Specimen collectors often have deep experience with the natural world, and occasionally they notice things that aren’t as they expected. In a recent survey of over 220 collectors from across taxonomic disciplines (botanists, ornithologists, entomologists, etc.), over half (59%) reported documenting the anomalies that they observe on their specimen labels, which is great. However, there is a huge diversity of ways in which they do this, which makes it hard to find their observations. When asked to provide words that they use in those descriptions, survey respondents gave 170 unique words and phrases. Most of these words and phrases can be used in ways that might not communicate an anomaly. For example, “early” is a frequently cited word to describe a phenological anomaly (i.e., an anomaly related to the timing of life history events). “Flowering early” is an observation of an anomaly; “specimen collected in early morning” is not. Even words that might be thought straightforward, like “Strange”, appear in ways that are not documenting an anomaly (e.g., “Strange Road” as a place name).
With this new project, “How Weird is That?”, we are seeking help to classify specimen records as including an observation of an anomaly or not. These classifications will then be used to train machines to differentiate between the two cases. To ensure that some of the records being considered include observations of anomalies, we’ve searched the 120 million specimen records at iDigBio for each of 25 terms cited by collectors as useful in describing them. In the project’s first Notes from Nature Expedition, we included all of the records that have images associated with them and that contain the terms “early”, “earlier”, or “earliest”. The second expedition includes records that use the terms “late”, “later”, or “latest”. After that, we will do a second late-later-latest set of specimens, then move on to other terms like “weird”, “abnormal”, and “odd”. The further classification of statements of anomalies as being about phenology, distribution, or other things will be used in to refine the machine learning step. Once the machines have been taught to flag assertions of an anomaly, it can be a much faster hand-off of that information to those who could use the information, such as those studying invasive species or mismatches in the arrival of migratory birds and emergence of the insects that they eat.

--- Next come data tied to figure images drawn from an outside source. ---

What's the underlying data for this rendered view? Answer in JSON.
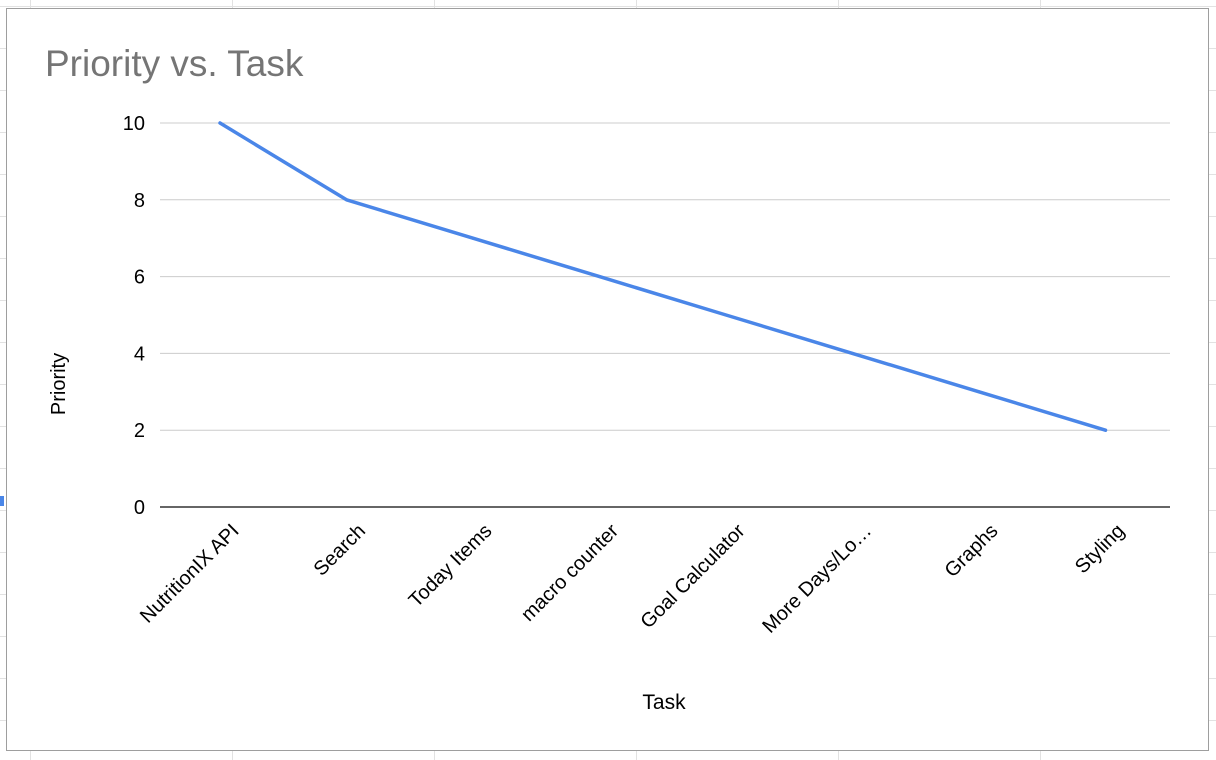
{
  "chart_data": {
    "type": "line",
    "title": "Priority vs. Task",
    "xlabel": "Task",
    "ylabel": "Priority",
    "categories": [
      "NutritionIX API",
      "Search",
      "Today Items",
      "macro counter",
      "Goal Calculator",
      "More Days/Lo…",
      "Graphs",
      "Styling"
    ],
    "series": [
      {
        "values": [
          10,
          8,
          7,
          6,
          5,
          4,
          3,
          2
        ]
      }
    ],
    "ylim": [
      0,
      10
    ],
    "yticks": [
      "0",
      "2",
      "4",
      "6",
      "8",
      "10"
    ],
    "grid": true,
    "legend": "none",
    "colors": {
      "line": "#4a86e8",
      "grid": "#cccccc",
      "axis": "#333333",
      "title": "#757575"
    }
  }
}
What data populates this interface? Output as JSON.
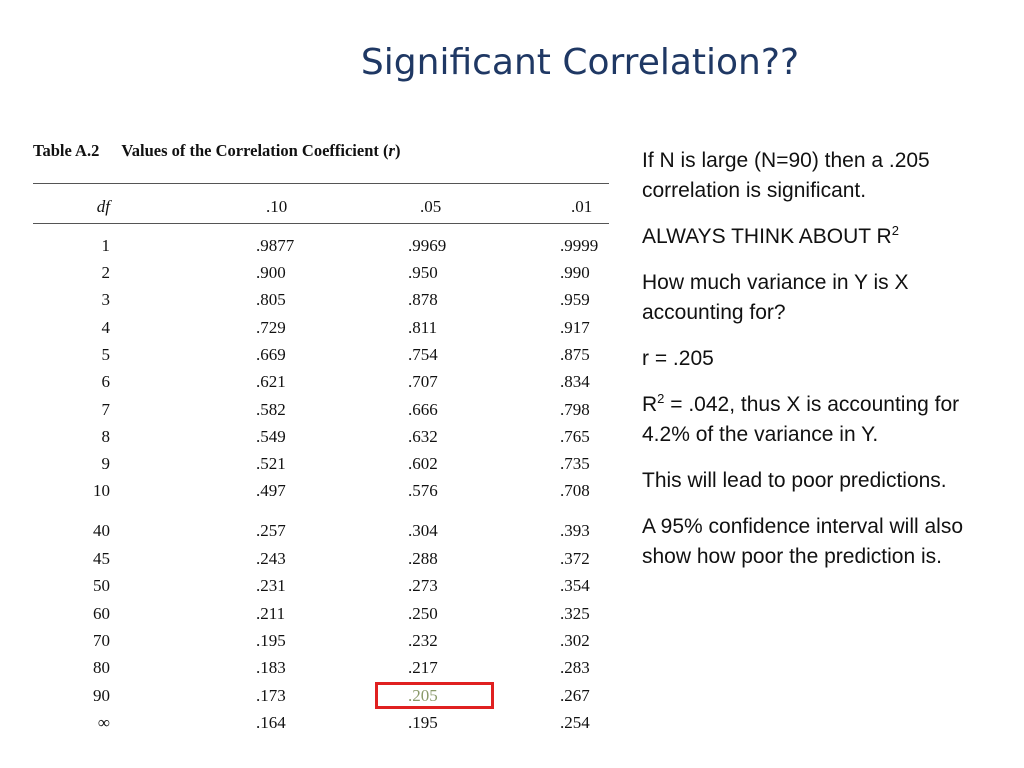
{
  "slide": {
    "title": "Significant Correlation??"
  },
  "table": {
    "caption_label": "Table A.2",
    "caption_text": "Values of the Correlation Coefficient (",
    "caption_var": "r",
    "caption_close": ")",
    "headers": [
      "df",
      ".10",
      ".05",
      ".01"
    ],
    "rows": [
      [
        "1",
        ".9877",
        ".9969",
        ".9999"
      ],
      [
        "2",
        ".900",
        ".950",
        ".990"
      ],
      [
        "3",
        ".805",
        ".878",
        ".959"
      ],
      [
        "4",
        ".729",
        ".811",
        ".917"
      ],
      [
        "5",
        ".669",
        ".754",
        ".875"
      ],
      [
        "6",
        ".621",
        ".707",
        ".834"
      ],
      [
        "7",
        ".582",
        ".666",
        ".798"
      ],
      [
        "8",
        ".549",
        ".632",
        ".765"
      ],
      [
        "9",
        ".521",
        ".602",
        ".735"
      ],
      [
        "10",
        ".497",
        ".576",
        ".708"
      ],
      [
        "40",
        ".257",
        ".304",
        ".393"
      ],
      [
        "45",
        ".243",
        ".288",
        ".372"
      ],
      [
        "50",
        ".231",
        ".273",
        ".354"
      ],
      [
        "60",
        ".211",
        ".250",
        ".325"
      ],
      [
        "70",
        ".195",
        ".232",
        ".302"
      ],
      [
        "80",
        ".183",
        ".217",
        ".283"
      ],
      [
        "90",
        ".173",
        ".205",
        ".267"
      ],
      [
        "∞",
        ".164",
        ".195",
        ".254"
      ]
    ],
    "highlight_color": "#e02020"
  },
  "notes": {
    "p1": "If N is large (N=90) then a .205 correlation is significant.",
    "p2_text": "ALWAYS THINK ABOUT R",
    "p2_sup": "2",
    "p3": "How much variance in Y is X accounting for?",
    "p4": "r = .205",
    "p5_pre": "R",
    "p5_sup": "2",
    "p5_text": " = .042, thus X is accounting for 4.2% of the variance in Y.",
    "p6": "This will lead to poor predictions.",
    "p7": "A 95% confidence interval will also show how poor the prediction is."
  },
  "colors": {
    "title": "#1f3864",
    "highlight": "#e02020"
  }
}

Finally, a few things to note. We have the expectation that most images that are associated with specimen records will contain the specimen labels, but that is not always the case. So as not to bias the sampling and diminish the utility of the machine learning rules that we arrive at, we have not removed any records from the datasets by acting on potentially faulty assumptions, such as “images of fossils don’t ever contain labels” or “bird images are only ever made in the field and not after specimen preparation is complete.” This leads us to an important point: specimens are preserved plants, insects, birds, fish, etc. If you think that viewing dead organisms, whether in the field (e.g., a photo of a beached whale) or after preservation (e.g., an insect on a pin), will trigger unpleasant reactions for you, we encourage you to contribute to science in a different Notes from Nature project. Also, please note that some handwriting on labels is hard to read. If that’s the case for something you see, use “Uncertain” as a response, and we will check it later. Finally, please be assured that classifications of specimen records as not containing an observation of an anomaly are as valuable to our process as finding those that do. The machines need both to learn how to differentiate.
We are tremendously grateful to participants in this activity and hope to keep things interesting throughout this data creation campaign by remaining engaged in Talk and providing occasional blog updates. Thank you and enjoy!
— Austin Mast, Florida State University